Le procès cependant est suivi avec passion par l’opinion publique. En effet, à l’ouverture de la première audience apparaît devant l’auditoire qui assiste aux débats un jeune homme à la fine moustache, vêtu avec élégance d’un redingote bleue à col de velours et qui s’exprime bientôt avec aisance. Il tranche alors avec le public habituel des cours d’Assises auquel appartiennent ses deux complices, l’un ouvrier parqueteur et l’autre menuisier, mais tous deux figures grossières et sans éducation du peuple des classes laborieuses. Lacenaire s’emploie alors à démontrer la culpabilité d’Avril et de François qui n’ont pas hésité à le dénoncer. Le dandy pour sa part ne craint pas la peine capitale, il prend d’ailleurs la place de l’avocat général en s’accusant également des crimes commis. Son cynisme scandalise et fascine le public bourgeois qui se presse bientôt dans l’enceinte du prétoire afin d’entendre et de voir Pierre-François Lacenaire.

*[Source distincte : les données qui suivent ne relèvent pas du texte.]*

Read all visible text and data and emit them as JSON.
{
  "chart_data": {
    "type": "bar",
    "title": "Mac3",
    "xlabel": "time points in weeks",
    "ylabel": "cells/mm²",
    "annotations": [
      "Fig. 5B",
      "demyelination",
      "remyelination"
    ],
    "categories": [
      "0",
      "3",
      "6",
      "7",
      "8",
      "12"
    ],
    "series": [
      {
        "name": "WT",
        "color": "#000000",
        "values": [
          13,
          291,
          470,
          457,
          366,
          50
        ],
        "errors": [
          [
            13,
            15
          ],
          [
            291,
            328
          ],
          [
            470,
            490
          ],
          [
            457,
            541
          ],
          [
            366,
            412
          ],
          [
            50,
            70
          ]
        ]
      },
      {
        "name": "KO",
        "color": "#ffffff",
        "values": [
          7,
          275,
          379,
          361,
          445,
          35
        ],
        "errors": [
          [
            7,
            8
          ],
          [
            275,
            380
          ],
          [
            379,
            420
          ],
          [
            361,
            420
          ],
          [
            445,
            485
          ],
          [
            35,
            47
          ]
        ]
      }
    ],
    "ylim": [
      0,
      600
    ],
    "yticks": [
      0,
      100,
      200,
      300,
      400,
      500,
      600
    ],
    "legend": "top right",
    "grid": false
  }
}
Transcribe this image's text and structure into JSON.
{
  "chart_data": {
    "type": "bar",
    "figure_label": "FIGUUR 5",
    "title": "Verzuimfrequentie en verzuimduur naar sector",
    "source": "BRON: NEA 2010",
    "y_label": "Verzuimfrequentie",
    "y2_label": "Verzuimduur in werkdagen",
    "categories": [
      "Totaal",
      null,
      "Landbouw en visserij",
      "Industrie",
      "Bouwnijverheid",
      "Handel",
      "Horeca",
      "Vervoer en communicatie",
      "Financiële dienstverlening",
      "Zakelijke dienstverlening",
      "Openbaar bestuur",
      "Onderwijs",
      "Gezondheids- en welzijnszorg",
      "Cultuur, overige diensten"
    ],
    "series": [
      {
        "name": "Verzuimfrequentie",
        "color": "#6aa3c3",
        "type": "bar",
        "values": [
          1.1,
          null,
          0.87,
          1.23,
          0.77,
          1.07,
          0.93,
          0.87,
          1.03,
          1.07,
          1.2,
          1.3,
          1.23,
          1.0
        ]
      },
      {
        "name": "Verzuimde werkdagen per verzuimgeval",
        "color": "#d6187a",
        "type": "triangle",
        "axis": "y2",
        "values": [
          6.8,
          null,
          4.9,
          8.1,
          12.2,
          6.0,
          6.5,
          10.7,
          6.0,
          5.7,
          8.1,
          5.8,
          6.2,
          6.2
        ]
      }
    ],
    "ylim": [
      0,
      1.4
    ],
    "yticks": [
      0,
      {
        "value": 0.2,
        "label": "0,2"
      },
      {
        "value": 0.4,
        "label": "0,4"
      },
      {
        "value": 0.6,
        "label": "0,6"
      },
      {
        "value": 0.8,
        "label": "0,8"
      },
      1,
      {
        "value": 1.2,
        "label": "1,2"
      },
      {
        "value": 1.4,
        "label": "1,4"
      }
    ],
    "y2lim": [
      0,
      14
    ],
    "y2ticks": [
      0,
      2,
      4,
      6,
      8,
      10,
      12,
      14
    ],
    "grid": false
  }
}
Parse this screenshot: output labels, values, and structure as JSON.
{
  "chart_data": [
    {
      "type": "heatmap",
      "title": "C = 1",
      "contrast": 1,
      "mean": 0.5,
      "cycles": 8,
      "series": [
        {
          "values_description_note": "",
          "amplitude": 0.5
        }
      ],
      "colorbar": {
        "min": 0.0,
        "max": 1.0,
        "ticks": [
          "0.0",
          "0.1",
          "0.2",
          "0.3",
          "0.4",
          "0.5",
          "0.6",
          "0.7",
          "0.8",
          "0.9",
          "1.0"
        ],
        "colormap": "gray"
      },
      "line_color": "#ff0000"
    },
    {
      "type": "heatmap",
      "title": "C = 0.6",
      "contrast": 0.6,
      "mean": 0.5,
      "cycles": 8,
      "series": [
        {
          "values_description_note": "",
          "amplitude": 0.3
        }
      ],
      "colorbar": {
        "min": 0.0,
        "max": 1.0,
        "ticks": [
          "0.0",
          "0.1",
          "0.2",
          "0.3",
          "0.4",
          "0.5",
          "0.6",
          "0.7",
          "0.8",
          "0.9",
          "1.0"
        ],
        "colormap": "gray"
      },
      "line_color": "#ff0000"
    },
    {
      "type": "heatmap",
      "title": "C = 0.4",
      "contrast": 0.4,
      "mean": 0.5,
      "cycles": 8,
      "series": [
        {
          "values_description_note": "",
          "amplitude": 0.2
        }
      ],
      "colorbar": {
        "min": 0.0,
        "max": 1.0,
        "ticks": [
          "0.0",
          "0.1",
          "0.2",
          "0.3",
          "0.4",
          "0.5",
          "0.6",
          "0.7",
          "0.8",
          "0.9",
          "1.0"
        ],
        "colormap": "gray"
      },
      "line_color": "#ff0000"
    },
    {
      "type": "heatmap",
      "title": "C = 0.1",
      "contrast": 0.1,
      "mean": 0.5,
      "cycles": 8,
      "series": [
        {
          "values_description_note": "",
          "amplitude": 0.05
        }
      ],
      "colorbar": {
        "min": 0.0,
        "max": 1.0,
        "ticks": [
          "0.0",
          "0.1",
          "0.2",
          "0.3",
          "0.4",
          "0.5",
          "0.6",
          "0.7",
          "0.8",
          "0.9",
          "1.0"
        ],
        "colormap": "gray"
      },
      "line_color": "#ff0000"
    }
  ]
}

Après sa condamnation et en attendant l’exécution, Lacenaire s’occupe à rédiger ses mémoires, bien éloigné des tourments du remord. Ayant entamé une copieuse correspondance, il reçoit également dans sa cellule la haute société parisienne qui vient solliciter des autographes. Le condamné commente alors l’actualité en compagnie de ceux, hommes d’Église et politiciens, savants ou journaliste, qui sollicitent du criminel un entretien. Le vaudevilliste Jacques Arago publiera ainsi le récit de ses conversations, intitulé Lacenaire après sa condamnation. Pendant ces quelques semaines, la Conciergerie se transforme en un lieu de mondanités tandis que le destin du " bandit lettré " est bientôt le sujet des conversations à Paris et en Province.

Pierre-François Lacenaire est guillotiné le 9 janvier 1836, au petit matin, à la barrière Saint-Jacques, après s’être refusé à recevoir les prières de l’aumônier. Sa mort est, elle aussi, le sujet d’un scandale, le Garde des Sceaux intervenant personnellement afin d’affirmer dans La Gazette des Tribunaux que le criminel n’a pas su affronté l’échafaud sans trembler, montrant ainsi sa repentance. La censure de la Monarchie de Juillet frappent également les Mémoires, révélations et poésies de Lacenaire écrits par lui-même, à la Conciergerie dont le texte publié quelques mois plus tard est expurgé. Pierre-François Lacenaire y évoque ainsi les motivations de sa " vengeance " à l’égard d’une société qui n’a, selon lui, pas su lui donner la place qui lui revenait. L’ouvrage donnera néanmoins corps au mythe qui vient de naître.